The critical values of the test almost always increase with an increase in the number of regressors k. The largest increases occur for small n and for small φ. The smallest increases occur for n = 100 and for large levels of significance. For a large number of regressors in the model when φ = 0 and k = 15 at the 1, 2.5, 5 and 10% levels of significance, the maximum value of the critical values are 16.196, 12.477, 10.209 and 7.698, respectively.
The simulated critical values of the LR type test statistic appear to be practically unchanged as the type of autoregressive regressors change with everything else held constant. The critical values are typically the same for φ = 0 and for φ = 0.70 at different levels of significance and are also roughly the same for φ = 1.0 and φ = 1.02. The latter are almost always slightly bigger than the former. Obviously the critical values decrease as the level of significance increases. This decrease is largest for large k. This variation in critical values with n, k, φ and α suggests the need for formulae for critical values of the test statistic which will be developed in the next section.
While there are so many ways to develop a test statistic to test for the presence of structural change when there is a possible unknown changepoint in the data, we recommend the use of the LR test.
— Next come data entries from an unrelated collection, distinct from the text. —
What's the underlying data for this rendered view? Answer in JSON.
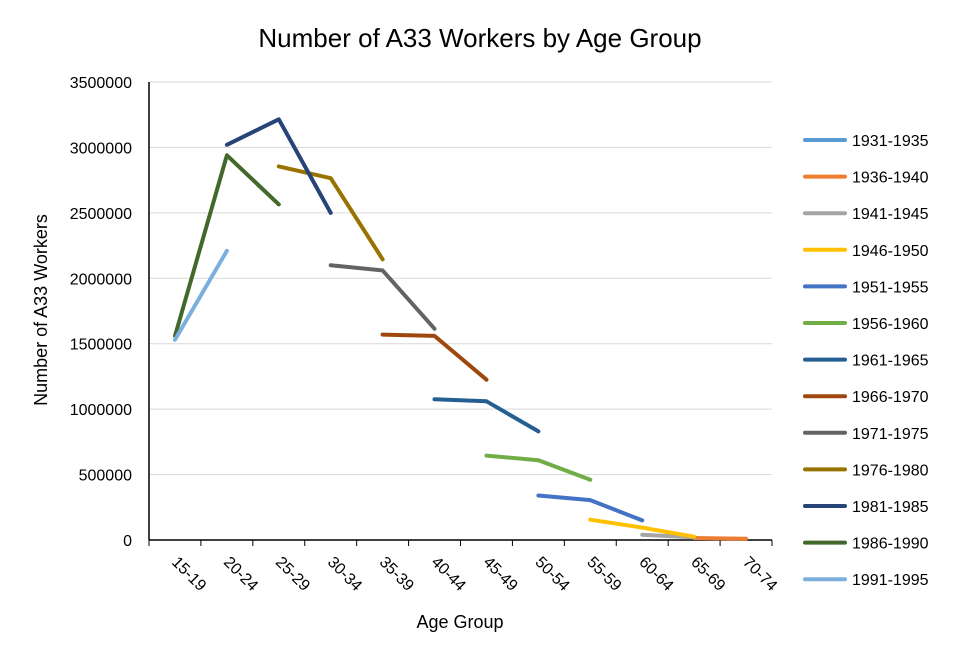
{
  "chart_data": {
    "type": "line",
    "title": "Number of A33 Workers by Age Group",
    "xlabel": "Age Group",
    "ylabel": "Number of A33 Workers",
    "categories": [
      "15-19",
      "20-24",
      "25-29",
      "30-34",
      "35-39",
      "40-44",
      "45-49",
      "50-54",
      "55-59",
      "60-64",
      "65-69",
      "70-74"
    ],
    "ylim": [
      0,
      3500000
    ],
    "yticks": [
      0,
      500000,
      1000000,
      1500000,
      2000000,
      2500000,
      3000000,
      3500000
    ],
    "grid": true,
    "legend_position": "right",
    "series": [
      {
        "name": "1931-1935",
        "color": "#5b9bd5",
        "values": [
          null,
          null,
          null,
          null,
          null,
          null,
          null,
          null,
          null,
          null,
          null,
          10000
        ]
      },
      {
        "name": "1936-1940",
        "color": "#ed7d31",
        "values": [
          null,
          null,
          null,
          null,
          null,
          null,
          null,
          null,
          null,
          null,
          15000,
          10000
        ]
      },
      {
        "name": "1941-1945",
        "color": "#a5a5a5",
        "values": [
          null,
          null,
          null,
          null,
          null,
          null,
          null,
          null,
          null,
          40000,
          20000,
          null
        ]
      },
      {
        "name": "1946-1950",
        "color": "#ffc000",
        "values": [
          null,
          null,
          null,
          null,
          null,
          null,
          null,
          null,
          155000,
          95000,
          25000,
          null
        ]
      },
      {
        "name": "1951-1955",
        "color": "#4472c4",
        "values": [
          null,
          null,
          null,
          null,
          null,
          null,
          null,
          340000,
          305000,
          150000,
          null,
          null
        ]
      },
      {
        "name": "1956-1960",
        "color": "#70ad47",
        "values": [
          null,
          null,
          null,
          null,
          null,
          null,
          645000,
          610000,
          460000,
          null,
          null,
          null
        ]
      },
      {
        "name": "1961-1965",
        "color": "#255e91",
        "values": [
          null,
          null,
          null,
          null,
          null,
          1075000,
          1060000,
          830000,
          null,
          null,
          null,
          null
        ]
      },
      {
        "name": "1966-1970",
        "color": "#9e480e",
        "values": [
          null,
          null,
          null,
          null,
          1570000,
          1560000,
          1225000,
          null,
          null,
          null,
          null,
          null
        ]
      },
      {
        "name": "1971-1975",
        "color": "#636363",
        "values": [
          null,
          null,
          null,
          2100000,
          2060000,
          1615000,
          null,
          null,
          null,
          null,
          null,
          null
        ]
      },
      {
        "name": "1976-1980",
        "color": "#997300",
        "values": [
          null,
          null,
          2855000,
          2765000,
          2145000,
          null,
          null,
          null,
          null,
          null,
          null,
          null
        ]
      },
      {
        "name": "1981-1985",
        "color": "#264478",
        "values": [
          null,
          3020000,
          3215000,
          2500000,
          null,
          null,
          null,
          null,
          null,
          null,
          null,
          null
        ]
      },
      {
        "name": "1986-1990",
        "color": "#43682b",
        "values": [
          1560000,
          2940000,
          2565000,
          null,
          null,
          null,
          null,
          null,
          null,
          null,
          null,
          null
        ]
      },
      {
        "name": "1991-1995",
        "color": "#7cafdd",
        "values": [
          1530000,
          2210000,
          null,
          null,
          null,
          null,
          null,
          null,
          null,
          null,
          null,
          null
        ]
      }
    ]
  }
}
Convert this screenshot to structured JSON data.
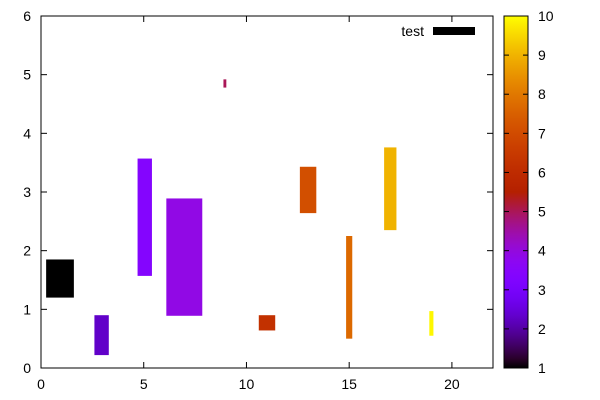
{
  "chart_data": {
    "type": "rectangles",
    "xlim": [
      0,
      22
    ],
    "ylim": [
      0,
      6
    ],
    "x_ticks": [
      "0",
      "5",
      "10",
      "15",
      "20"
    ],
    "y_ticks": [
      "0",
      "1",
      "2",
      "3",
      "4",
      "5",
      "6"
    ],
    "grid": false,
    "colorbar": {
      "range": [
        1,
        10
      ],
      "ticks": [
        "1",
        "2",
        "3",
        "4",
        "5",
        "6",
        "7",
        "8",
        "9",
        "10"
      ],
      "palette": "black-purple-red-orange-yellow"
    },
    "legend": {
      "label": "test",
      "placement": "top-right",
      "swatch_color": "#000000"
    },
    "rects": [
      {
        "x0": 0.25,
        "x1": 1.6,
        "y0": 1.2,
        "y1": 1.85,
        "value": 1.0
      },
      {
        "x0": 2.6,
        "x1": 3.3,
        "y0": 0.22,
        "y1": 0.9,
        "value": 2.3
      },
      {
        "x0": 4.7,
        "x1": 5.4,
        "y0": 1.57,
        "y1": 3.57,
        "value": 3.4
      },
      {
        "x0": 6.1,
        "x1": 7.85,
        "y0": 0.89,
        "y1": 2.89,
        "value": 3.9
      },
      {
        "x0": 8.88,
        "x1": 9.02,
        "y0": 4.78,
        "y1": 4.92,
        "value": 5.0
      },
      {
        "x0": 10.6,
        "x1": 11.4,
        "y0": 0.64,
        "y1": 0.9,
        "value": 6.2
      },
      {
        "x0": 12.6,
        "x1": 13.4,
        "y0": 2.64,
        "y1": 3.43,
        "value": 7.1
      },
      {
        "x0": 14.85,
        "x1": 15.15,
        "y0": 0.5,
        "y1": 2.25,
        "value": 7.7
      },
      {
        "x0": 16.7,
        "x1": 17.3,
        "y0": 2.35,
        "y1": 3.76,
        "value": 9.0
      },
      {
        "x0": 18.9,
        "x1": 19.1,
        "y0": 0.55,
        "y1": 0.97,
        "value": 9.9
      }
    ]
  }
}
Since this test does not have a known distribution for finite sample sizes, we estimated exact critical values for the test by simulation using 50,000 replications for different sample sizes, numbers of regressors and types of regressors. We found that the critical values clearly depend on sample size, the number of regressors and to a less extend on the type of explanatory variables. Further research direction is how to make inference about the changepoint n1 when parameters of the models have to be estimated.